Data Processing Architectures
Lambda & Kappa
Modern data processing platforms need to process real-time streaming events in addition to more traditional data pipelines. Deciding on the right architecture, Lambda or Kappa is an important step in the direction of a good platform strategy.
Design goals for Data processing Architectures:
- Read consistent data
- Read incrementally from large tables/datasets
- Rollback
- Capability to replay historical events
- Handling of the late arrival of data
Let us see the two architectures.
Lambda
Lambda architecture is a hybrid (stream & batch) approach to processing Big Data. The lambda architecture itself is composed of 3 layers:
- Batch Layer — Process data at regular intervals
- Stream Layer — process data not included in the last batch window
- Serving Layer — unified layer to get data from batch and stream


Pros
- The batch layer of Lambda architecture is fault tolerant as it uses distributed storage.
- It gives a balance between speed and reliability.
- Since stream and batch are separate we can scale them individually.
Cons
- Coding overhead.
- It re-processes data from the stream in the next batch cycle.
- Difficult to migrate.
Kappa
Kappa Architecture is considered a simpler version of Lambda Architecture.
In Kappa, Everything is a stream.
Kappa Architecture performs both real-time and batch processing with a single technology stack (streaming). In this design incoming series of data is first stored in a messaging engine like Apache Kafka (similar tools can also be used like Pulsar, Kinesis, and EventHub). A stream processing engine will read the data and transform it into the desired format, and store it in an analytics database for end users to query.

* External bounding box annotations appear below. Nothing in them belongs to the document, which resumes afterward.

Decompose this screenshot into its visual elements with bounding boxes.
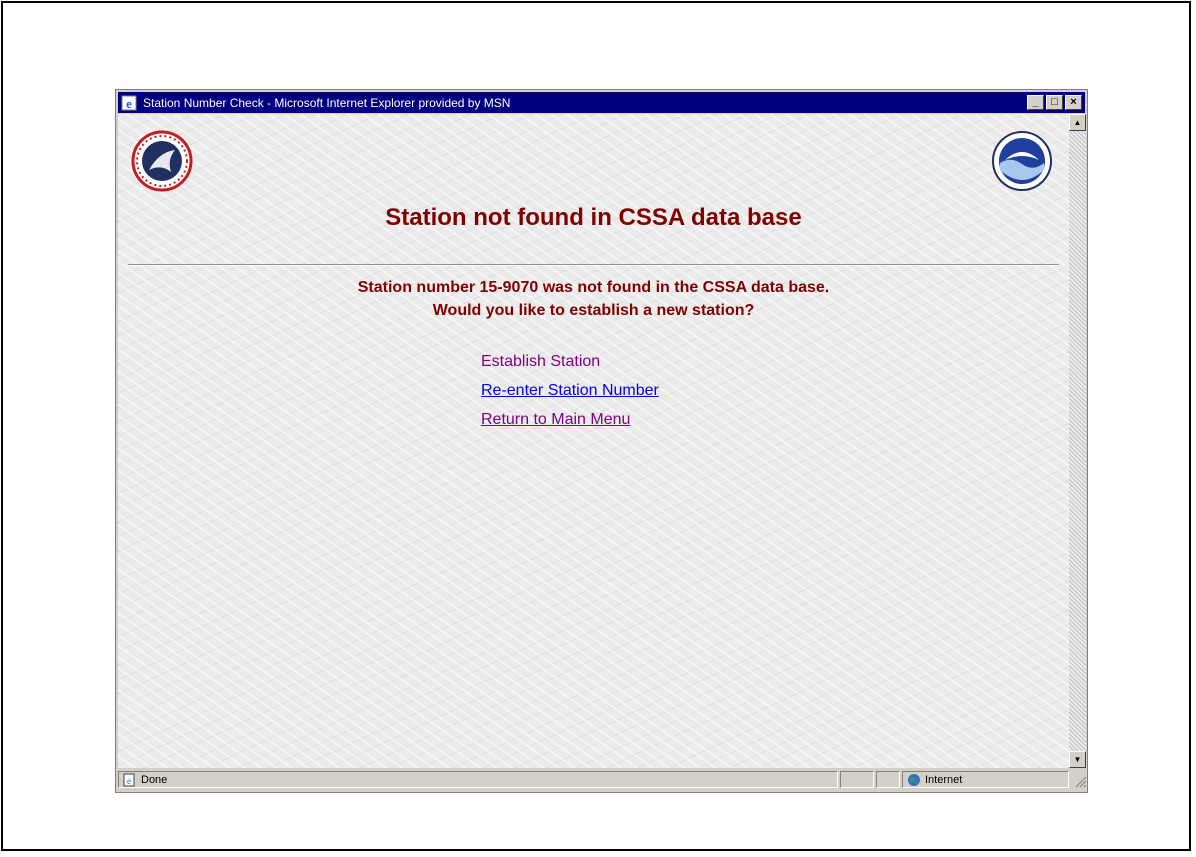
page-icon: e (123, 773, 135, 786)
svg-text:e: e (126, 96, 132, 111)
maximize-button[interactable]: □ (1046, 95, 1063, 110)
status-text-panel: e Done (118, 771, 838, 788)
zone-text: Internet (925, 773, 963, 786)
noaa-logo-icon (991, 130, 1053, 192)
establish-station-link[interactable]: Establish Station (481, 347, 659, 376)
resize-grip-icon[interactable] (1073, 774, 1087, 788)
page-title: Station not found in CSSA data base (385, 204, 802, 231)
status-text: Done (141, 773, 168, 786)
status-bar: e Done Internet (118, 770, 1087, 790)
minimize-button[interactable]: _ (1027, 95, 1044, 110)
message-line-2: Would you like to establish a new statio… (432, 302, 755, 319)
not-found-message: Station number 15-9070 was not found in … (118, 276, 1069, 322)
horizontal-divider (128, 264, 1059, 266)
re-enter-station-number-link[interactable]: Re-enter Station Number (481, 376, 659, 405)
globe-icon (908, 773, 920, 786)
nws-logo-icon (131, 130, 193, 192)
vertical-scrollbar[interactable]: ▲ ▼ (1069, 114, 1086, 768)
window-title: Station Number Check - Microsoft Interne… (143, 95, 511, 110)
scroll-down-button[interactable]: ▼ (1069, 751, 1086, 768)
ie-icon: e (121, 95, 137, 111)
status-panel-2 (876, 771, 900, 788)
scroll-up-button[interactable]: ▲ (1069, 114, 1086, 131)
page-content: Station not found in CSSA data base Stat… (118, 114, 1069, 768)
svg-text:e: e (127, 776, 131, 786)
status-panel-1 (840, 771, 874, 788)
title-bar[interactable]: e Station Number Check - Microsoft Inter… (118, 92, 1085, 113)
browser-window: e Station Number Check - Microsoft Inter… (115, 89, 1088, 793)
close-button[interactable]: × (1065, 95, 1082, 110)
return-to-main-menu-link[interactable]: Return to Main Menu (481, 405, 659, 434)
message-line-1: Station number 15-9070 was not found in … (357, 279, 830, 296)
zone-panel: Internet (902, 771, 1069, 788)
action-links: Establish Station Re-enter Station Numbe… (481, 347, 659, 434)
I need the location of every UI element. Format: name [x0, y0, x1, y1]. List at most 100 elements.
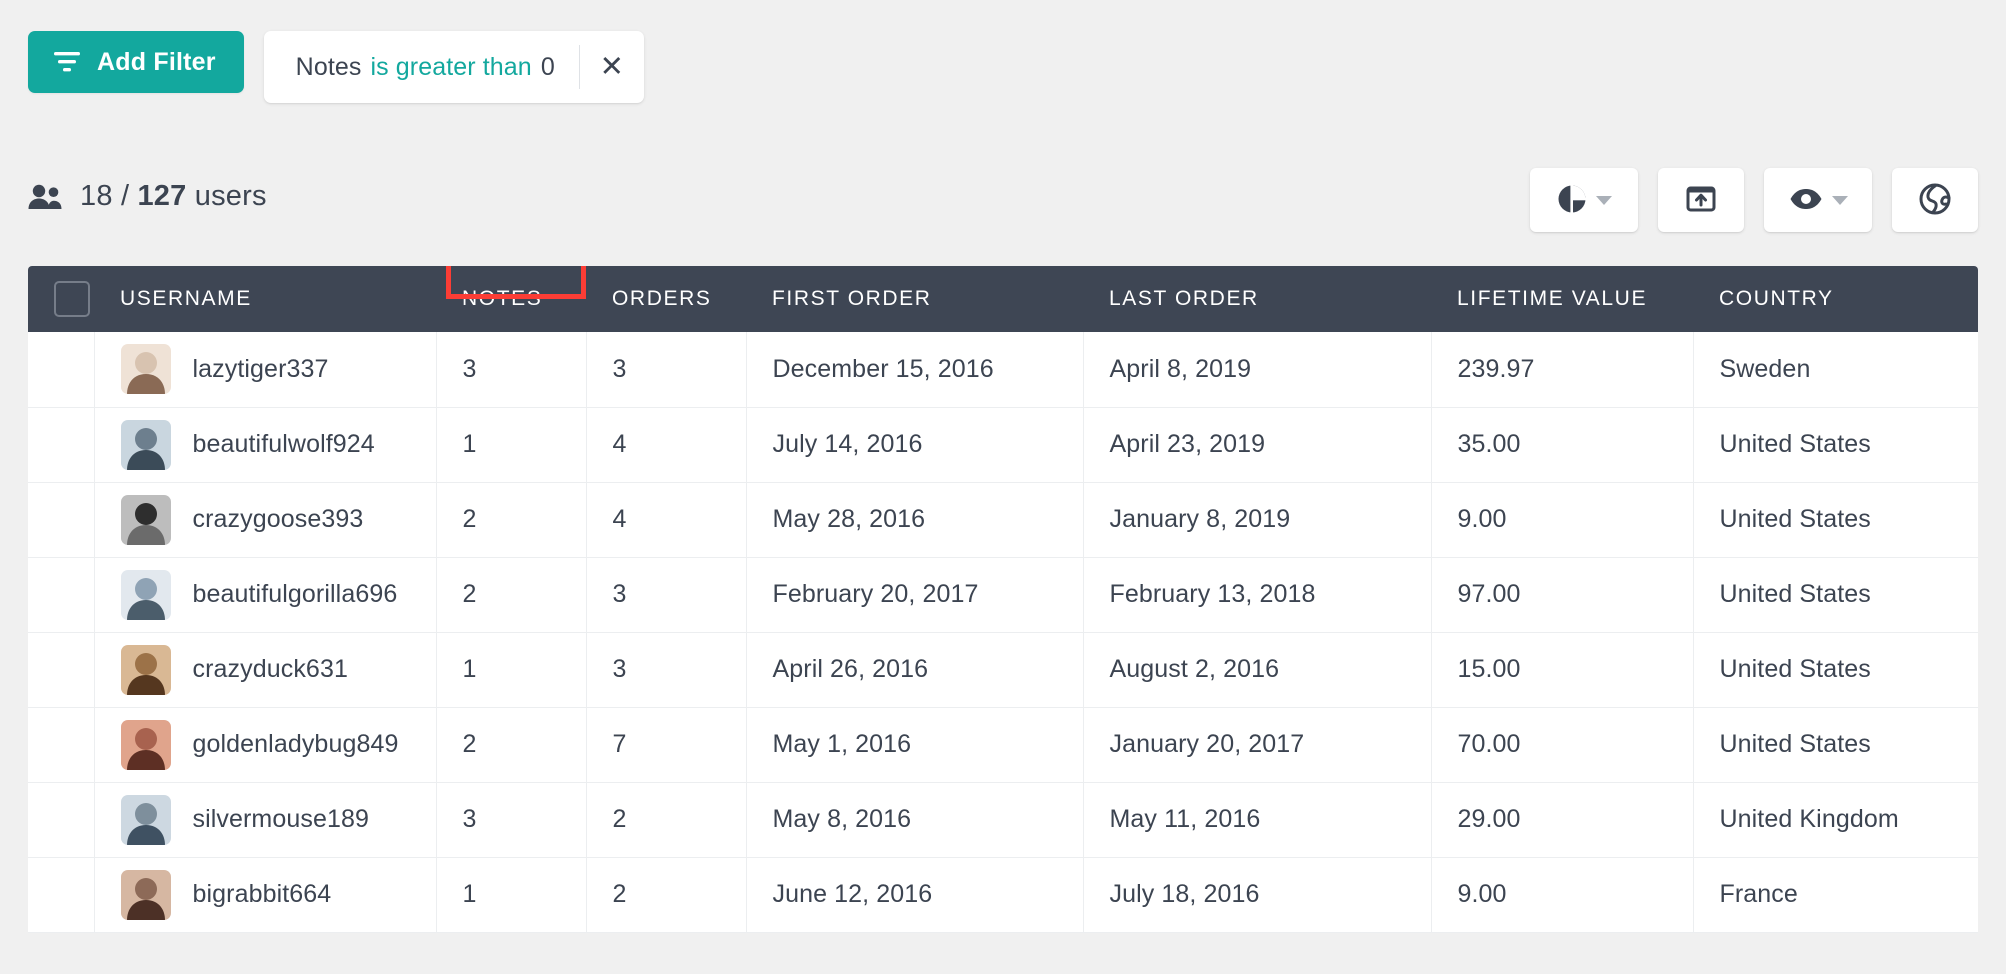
cell-lifetime-value: 97.00 [1431, 557, 1694, 633]
filter-chip[interactable]: Notes is greater than 0 ✕ [263, 31, 644, 103]
visibility-button[interactable] [1764, 168, 1872, 232]
globe-button[interactable] [1892, 168, 1978, 232]
column-header-country[interactable]: COUNTRY [1693, 266, 1978, 332]
cell-lifetime-value: 35.00 [1431, 407, 1694, 483]
cell-orders: 4 [586, 407, 747, 483]
cell-notes: 3 [436, 782, 587, 858]
cell-orders: 2 [586, 857, 747, 933]
avatar [120, 419, 171, 470]
cell-notes: 1 [436, 407, 587, 483]
username-text: crazygoose393 [192, 505, 364, 533]
cell-last-order: April 8, 2019 [1083, 332, 1432, 408]
cell-first-order: July 14, 2016 [746, 407, 1084, 483]
column-header-last-order[interactable]: LAST ORDER [1083, 266, 1431, 332]
add-filter-button[interactable]: Add Filter [28, 31, 244, 93]
cell-lifetime-value: 9.00 [1431, 857, 1694, 933]
cell-last-order: May 11, 2016 [1083, 782, 1432, 858]
column-header-lifetime-value[interactable]: LIFETIME VALUE [1431, 266, 1693, 332]
row-checkbox-cell[interactable] [28, 782, 95, 858]
cell-username: bigrabbit664 [94, 857, 437, 933]
users-table-container: USERNAME NOTES ORDERS FIRST ORDER LAST O… [28, 266, 1978, 933]
row-checkbox-cell[interactable] [28, 857, 95, 933]
cell-last-order: January 8, 2019 [1083, 482, 1432, 558]
cell-username: lazytiger337 [94, 332, 437, 408]
cell-first-order: May 8, 2016 [746, 782, 1084, 858]
filter-chip-value: 0 [540, 52, 555, 81]
username-text: lazytiger337 [192, 354, 329, 383]
avatar [120, 719, 171, 770]
cell-first-order: May 28, 2016 [746, 482, 1084, 558]
cell-lifetime-value: 239.97 [1431, 332, 1694, 408]
select-all-cell [28, 266, 94, 332]
cell-lifetime-value: 9.00 [1431, 482, 1694, 558]
cell-notes: 2 [436, 482, 587, 558]
cell-orders: 4 [586, 482, 747, 558]
avatar [120, 344, 171, 395]
table-row[interactable]: lazytiger337 3 3 December 15, 2016 April 8, … [28, 332, 1978, 408]
cell-country: United States [1693, 707, 1978, 783]
table-body: lazytiger337 3 3 December 15, 2016 April 8, … [28, 332, 1978, 933]
column-header-orders[interactable]: ORDERS [586, 266, 746, 332]
filter-icon [54, 51, 80, 73]
row-checkbox-cell[interactable] [28, 332, 95, 408]
cell-username: crazyduck631 [94, 632, 437, 708]
table-header: USERNAME NOTES ORDERS FIRST ORDER LAST O… [28, 266, 1978, 332]
table-row[interactable]: silvermouse189 3 2 May 8, 2016 May 11, 2016 2… [28, 782, 1978, 858]
cell-username: beautifulwolf924 [94, 407, 437, 483]
add-filter-label: Add Filter [97, 47, 216, 76]
cell-country: United Kingdom [1693, 782, 1978, 858]
cell-country: United States [1693, 632, 1978, 708]
username-text: goldenladybug849 [192, 730, 399, 758]
cell-lifetime-value: 15.00 [1431, 632, 1694, 708]
table-row[interactable]: beautifulwolf924 1 4 July 14, 2016 April 23,… [28, 407, 1978, 483]
table-row[interactable]: crazyduck631 1 3 April 26, 2016 August 2, 20… [28, 632, 1978, 708]
avatar [120, 644, 171, 695]
row-checkbox-cell[interactable] [28, 632, 95, 708]
users-table: USERNAME NOTES ORDERS FIRST ORDER LAST O… [28, 266, 1978, 933]
row-checkbox-cell[interactable] [28, 482, 95, 558]
chevron-down-icon [1831, 195, 1848, 205]
row-checkbox-cell[interactable] [28, 707, 95, 783]
cell-country: United States [1693, 482, 1978, 558]
cell-username: beautifulgorilla696 [94, 557, 437, 633]
users-table-page: Add Filter Notes is greater than 0 ✕ 18 … [0, 0, 2006, 974]
cell-username: silvermouse189 [94, 782, 437, 858]
eye-icon [1789, 187, 1823, 214]
users-unit: users [194, 180, 267, 212]
column-header-notes-label: NOTES [462, 287, 543, 310]
row-checkbox-cell[interactable] [28, 407, 95, 483]
table-row[interactable]: bigrabbit664 1 2 June 12, 2016 July 18, 2016… [28, 857, 1978, 933]
username-text: beautifulgorilla696 [192, 580, 398, 608]
select-all-checkbox[interactable] [54, 281, 90, 317]
column-header-first-order[interactable]: FIRST ORDER [746, 266, 1083, 332]
cell-country: United States [1693, 557, 1978, 633]
column-header-notes[interactable]: NOTES [436, 266, 586, 332]
user-count-summary: 18 / 127 users [28, 180, 267, 213]
cell-country: France [1693, 857, 1978, 933]
cell-notes: 2 [436, 707, 587, 783]
cell-last-order: February 13, 2018 [1083, 557, 1432, 633]
chevron-down-icon [1595, 195, 1612, 205]
avatar [120, 794, 171, 845]
column-header-username[interactable]: USERNAME [94, 266, 436, 332]
row-checkbox-cell[interactable] [28, 557, 95, 633]
cell-country: Sweden [1693, 332, 1978, 408]
chart-view-button[interactable] [1530, 168, 1638, 232]
users-total: 127 [137, 180, 187, 212]
table-row[interactable]: beautifulgorilla696 2 3 February 20, 2017 Fe… [28, 557, 1978, 633]
cell-first-order: February 20, 2017 [746, 557, 1084, 633]
avatar [120, 869, 171, 920]
globe-icon [1919, 183, 1951, 218]
username-text: crazyduck631 [192, 655, 348, 683]
export-button[interactable] [1658, 168, 1744, 232]
cell-first-order: April 26, 2016 [746, 632, 1084, 708]
cell-notes: 2 [436, 557, 587, 633]
close-icon[interactable]: ✕ [580, 31, 644, 103]
filter-chip-operator: is greater than [370, 52, 532, 81]
count-separator: / [120, 180, 130, 212]
cell-username: goldenladybug849 [94, 707, 437, 783]
table-row[interactable]: crazygoose393 2 4 May 28, 2016 January 8, 20… [28, 482, 1978, 558]
table-row[interactable]: goldenladybug849 2 7 May 1, 2016 January 20,… [28, 707, 1978, 783]
cell-lifetime-value: 70.00 [1431, 707, 1694, 783]
export-icon [1686, 185, 1716, 216]
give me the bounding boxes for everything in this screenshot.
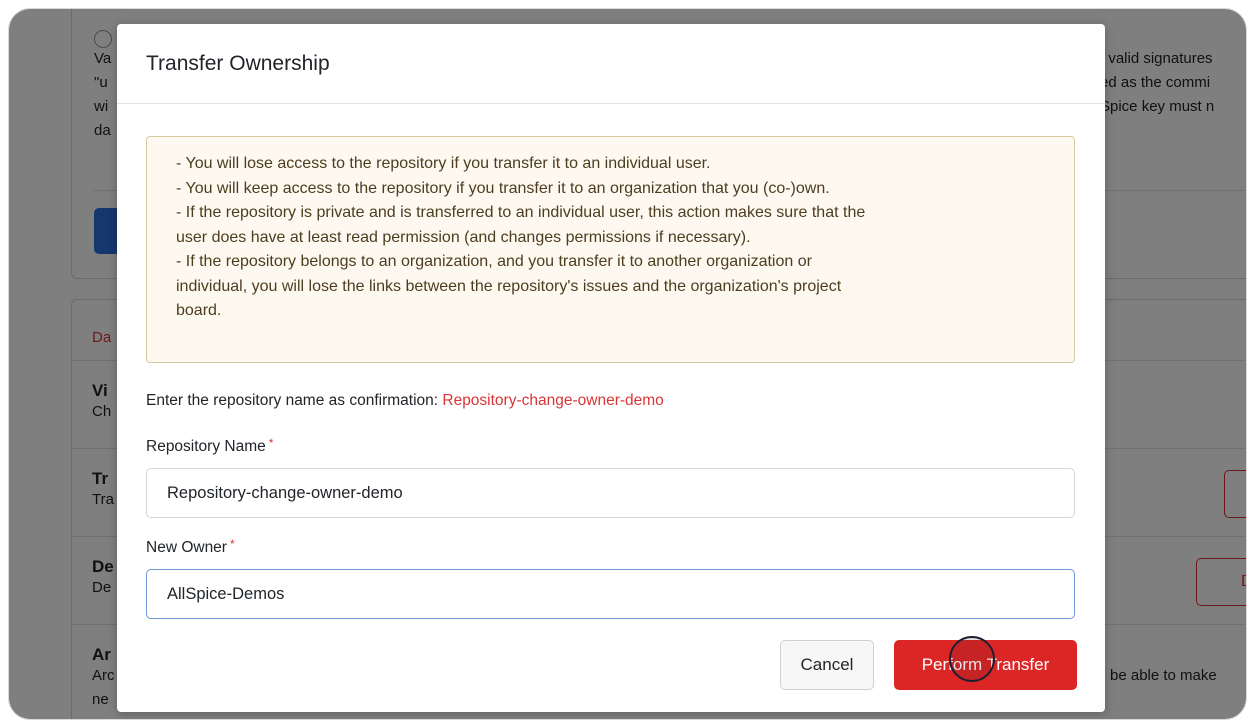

In Kappa architecture, Reads and writes are decoupled. The read & write model is just a projection.
Pros
- Less code overhead, as a single processing stack is used
- No duplicate processing of events
- Queries only need to look at a single view, no need to create a unified view.
- Kappa architecture is implemented at companies like Twitter, Uber, Netflix, Disney, and Shopify. So there is good documentation and practical experience to start with.
Cons
- Need complex setup to handle duplicate events, cross-referencing events, or maintaining order.
- Difficult backfilling, but with new table formats like Iceberg, it is straightforward.
- Need to implement a global watermark.
- Usual metadata solutions cannot be used for governance.
Kappa is not a replacement for Lambda, it is an alternative for cases where the active performance of the batch layer is not necessary for meeting the standard quality of service. In most cases, you will start off with lambda layers and spin off some use cases best suited to Kappa architecture.